El Paso

City representative's absence from council not raising concerns

City Reps on Niland-s absences

EL PASO, Texas - El Paso City Council District 8 Representative Cortney Niland has been noticeably absent from city council since her resignation in April. As two candidates look to fill her seat in a matter of weeks, her lack of attendance is raising questions about how the city representative is able to collect her city salary.

The Texas Holdover clause allows Niland to be paid because she is the city representative until her seat is filled. The city however, maintains the voters, and only the voters who can hold her accountable to her district. Abc-7 reached out to remaining representatives Claudia Ordaz, Peter Svarzbein and Dr. Michiel Noe. Ordaz and Svarzbein did not return requests for comment. Dr. Noe however, tells Abc-7 he believes Niland deserves her city salary.

"Do I think she deserves to stay on like that? Absolutely. Working with her for the last six years, the amount of dedication she's had to the city, the millions of dollars she saved us right off the bat when she first got here with the electric company, that alone. The sacrifices you make to sit on council is not really appreciated by the public at all," Dr. Noe told Abc-7.

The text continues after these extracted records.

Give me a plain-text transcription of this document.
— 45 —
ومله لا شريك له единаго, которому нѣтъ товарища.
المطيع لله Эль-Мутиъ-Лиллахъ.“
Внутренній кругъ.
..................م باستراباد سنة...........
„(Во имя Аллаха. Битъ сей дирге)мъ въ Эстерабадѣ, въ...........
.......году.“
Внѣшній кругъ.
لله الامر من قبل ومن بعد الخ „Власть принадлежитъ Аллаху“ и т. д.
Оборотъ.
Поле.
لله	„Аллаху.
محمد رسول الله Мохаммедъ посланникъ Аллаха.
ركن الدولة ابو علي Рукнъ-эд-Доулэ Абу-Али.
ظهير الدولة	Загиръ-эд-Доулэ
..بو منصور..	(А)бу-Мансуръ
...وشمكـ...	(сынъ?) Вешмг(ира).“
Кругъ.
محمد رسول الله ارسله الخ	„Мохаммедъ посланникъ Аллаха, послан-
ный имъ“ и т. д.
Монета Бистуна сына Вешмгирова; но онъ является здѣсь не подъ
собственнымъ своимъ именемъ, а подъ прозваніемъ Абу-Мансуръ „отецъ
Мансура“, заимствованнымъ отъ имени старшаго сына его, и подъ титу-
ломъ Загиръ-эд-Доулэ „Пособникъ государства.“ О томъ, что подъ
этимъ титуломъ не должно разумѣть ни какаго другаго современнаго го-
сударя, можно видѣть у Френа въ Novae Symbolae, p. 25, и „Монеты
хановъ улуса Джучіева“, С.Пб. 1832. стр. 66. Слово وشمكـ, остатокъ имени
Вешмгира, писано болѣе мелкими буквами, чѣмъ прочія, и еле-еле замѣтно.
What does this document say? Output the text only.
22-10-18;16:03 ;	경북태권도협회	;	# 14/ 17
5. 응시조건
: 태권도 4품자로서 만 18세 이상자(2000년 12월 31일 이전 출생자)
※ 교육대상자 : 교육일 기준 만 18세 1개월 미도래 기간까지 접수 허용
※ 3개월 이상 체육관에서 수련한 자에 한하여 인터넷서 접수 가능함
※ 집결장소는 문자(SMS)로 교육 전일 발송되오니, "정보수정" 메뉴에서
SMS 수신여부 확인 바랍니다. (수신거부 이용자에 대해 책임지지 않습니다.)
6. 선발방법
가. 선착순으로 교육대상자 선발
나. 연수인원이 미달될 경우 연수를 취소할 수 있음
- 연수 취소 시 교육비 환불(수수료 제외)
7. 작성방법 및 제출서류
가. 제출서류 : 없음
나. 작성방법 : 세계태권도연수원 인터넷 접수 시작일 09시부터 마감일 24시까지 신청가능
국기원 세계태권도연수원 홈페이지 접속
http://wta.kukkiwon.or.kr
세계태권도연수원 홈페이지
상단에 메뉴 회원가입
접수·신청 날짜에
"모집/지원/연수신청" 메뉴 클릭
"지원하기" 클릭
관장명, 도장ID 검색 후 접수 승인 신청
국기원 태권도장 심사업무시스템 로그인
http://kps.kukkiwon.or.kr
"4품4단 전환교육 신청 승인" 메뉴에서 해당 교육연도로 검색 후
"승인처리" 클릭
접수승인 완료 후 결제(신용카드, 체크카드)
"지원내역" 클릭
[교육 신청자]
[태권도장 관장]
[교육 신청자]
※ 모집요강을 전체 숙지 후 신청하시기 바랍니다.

Niland has missed 14 special and regular meetings since January, requesting excusal from council for 10 of those. According to city charter, in order for a city representative to be removed from their seat, they must miss three consecutive regular meetings. According to the city's agenda meeting notes, Niland has not. Dr. Noe tells Abc-7, council excused her absences because of her personal issues.

"We all understood that. We tried to respect her privacy in that and we excused her absences," Dr. Noe said.

Her absence does raise a question if the city representative is still living in El Paso as city charter requires city reps to live in their district. When asked if the city knew where Niland was living, the city responded in an email stating: "We do not know where she is living. The holdover law of the Texas Constitution does not allow a position to be vacant, so she is in office until the run-off election on July 15, 2017."

"I haven't spoken to her so I can't say I don't think that she's going to continue to live in El Paso. Whether she's actually moved out now or not, I don't know I haven't spoken to her," Dr. Noe said.

Niland's legislative aid also telling Abc-7 she didn't know where the city representative is living either.

"I've been in contact with her, she's not physically here in the office, but I have been in contact with her," Lindsay Adams said.

Abc-7 has asked the city if there is a mechanism to prove if a city representative is living within their district, a city official responded in an email saying, "The City Clerk's office verifies that the candidate is a registered voter and that they live in the district they're running for at the time the application is filed in the City Clerk's office."